Je parle de cela en 2004, l’année même où le procès se termine d’une façon insuffisante et décevante. J’avais écrit qu’il y avait un réseau, et que la vérité avait été étouffée. C’est ce qui sort aujourd’hui.
Donc, pour vous, la vérité judiciaire qui résultera du procès d’Arlon n’était pas conforme à la vérité. En cherchant celle-ci, ne défendez-vous pas autant, d’une certaine manière, les familles des victimes, autant que votre client ?
J’étais bien considéré par les parents des victimes, qui comprenaient mon combat pour la vérité. Ce combat a été étouffé dans l’œuf malgré mes avertissements au jury, lui disant que s’il faisait confiance à la solution que la justice lui proposait, on n’arriverait plus jamais à rien. Et la solution, c’était de confier le restant de l’enquête à un dossier « bis ». Ce dossier bis, ai-je averti, serait classé sans suite très rapidement, ce qui fut le cas 4 mois plus tard, par la cour d’appel de Liège. Et l’affaire est classée pour toujours, sauf si maintenant, grâce à l’initiative de différents policiers brimés, une commission d’enquête parlementaire s’empare de ce silence inadmissible.
Le dossier comporte 450.000 pages. L’avez-vous parcouru entièrement ?
Oui, j’ai tout commandé et tout obtenu. J’ai aussi obtenu que le dossier se trouve sur ordinateur et que Dutroux puisse le consulter en prison.
Est-ce que vous vous souvenez de votre première rencontre avec Marc Dutroux ?
Oui, à la prison d’Arlon. Au moment où on m’annonce « Monsieur Dutroux », je vois arriver une pile de dossiers dans les bras d’un homme dont je ne vois pas le visage, seulement les jambes, et c’est la pile de dossiers qui se pose sur la table. Puis derrière apparaît Dutroux qui me demande « Avez-vous fait bon voyage ? », parce que je venais de Bruxelles en train pour le voir. C’est comme ça que tout a commencé. Dutroux lui-même gardait un certain silence. Il ne tenait qu’à lui de donner les noms de ses commanditaires, mais il ne s’est pas prononcé. C’est récemment qu’il a pris contact avec certains de vos confrères pour déclarer qu’il y avait effectivement un réseau et qu’il en était simplement « l’ouvrier ».

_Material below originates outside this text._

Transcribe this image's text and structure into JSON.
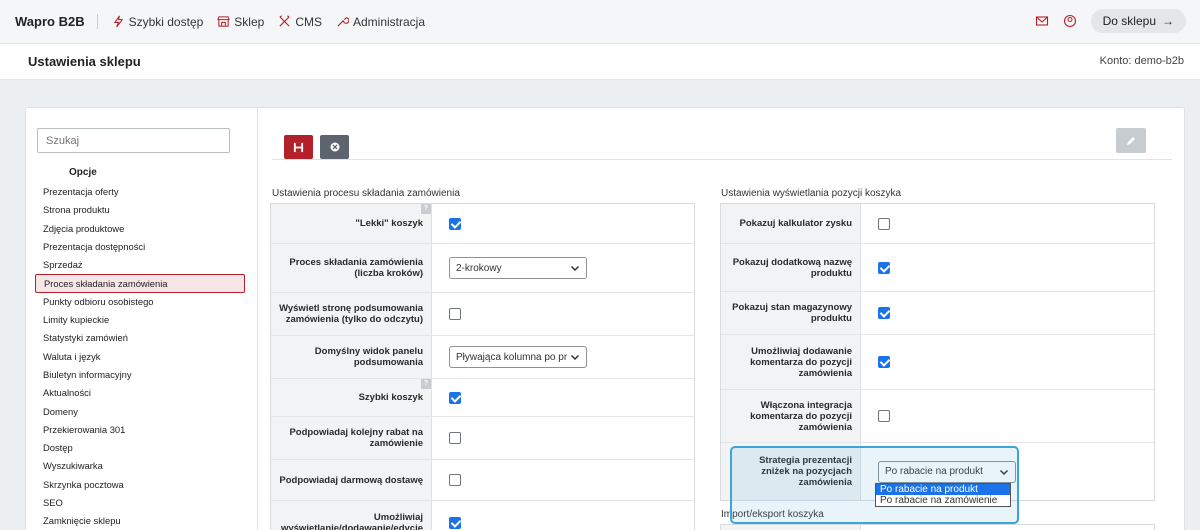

Votre livre, écrit en 2004, soulève plus de questions qu’il n’apporte des réponses. Page 154 : « Pourquoi n’a‑t-on réalité rien expliqué sur l’enlèvement de Julie et Mélissa ? Qui les a enlevées? Comment ? Pour qui ? Pourquoi ? Qui les a violées ? Qui les a assassinées ? Quand sont-elles décédées ? Selon beaucoup d’observateurs, on aurait clôturé l’instruction sans que la justice ait apporté une réponse sérieuse à ces questions. Une soudaine hâte, alors que l’analyse de cheveux prélevés cinq ans plus tôt commençait à donner des résultats. Pourquoi la reconstitution de l’enlèvement à Grâce-Hollogne n’a‑t-elle eu lieu qu’en juin 2000 ? 4 ans après l’arrestation de ceux qu’on a présentés à la cour d’assises d’Arlon comme les auteurs uniques isolés, pourquoi a‑t-il fallu 5 ans pour qu’on commence enfin l’analyse des micros-traces relevées dans la maison de Marc Dutroux, essentiellement dans la cave ? Pourquoi a‑t-on, en novembre 2004, annulé leur analyse ? Pourquoi les parties civiles ont-elles été tenues dans l’ignorance d’une liste de devoirs que le procureur Michel Bourlet réclamait à la Chambre des mises en accusation de Liège ? » Pourquoi, pourquoi, pourquoi ?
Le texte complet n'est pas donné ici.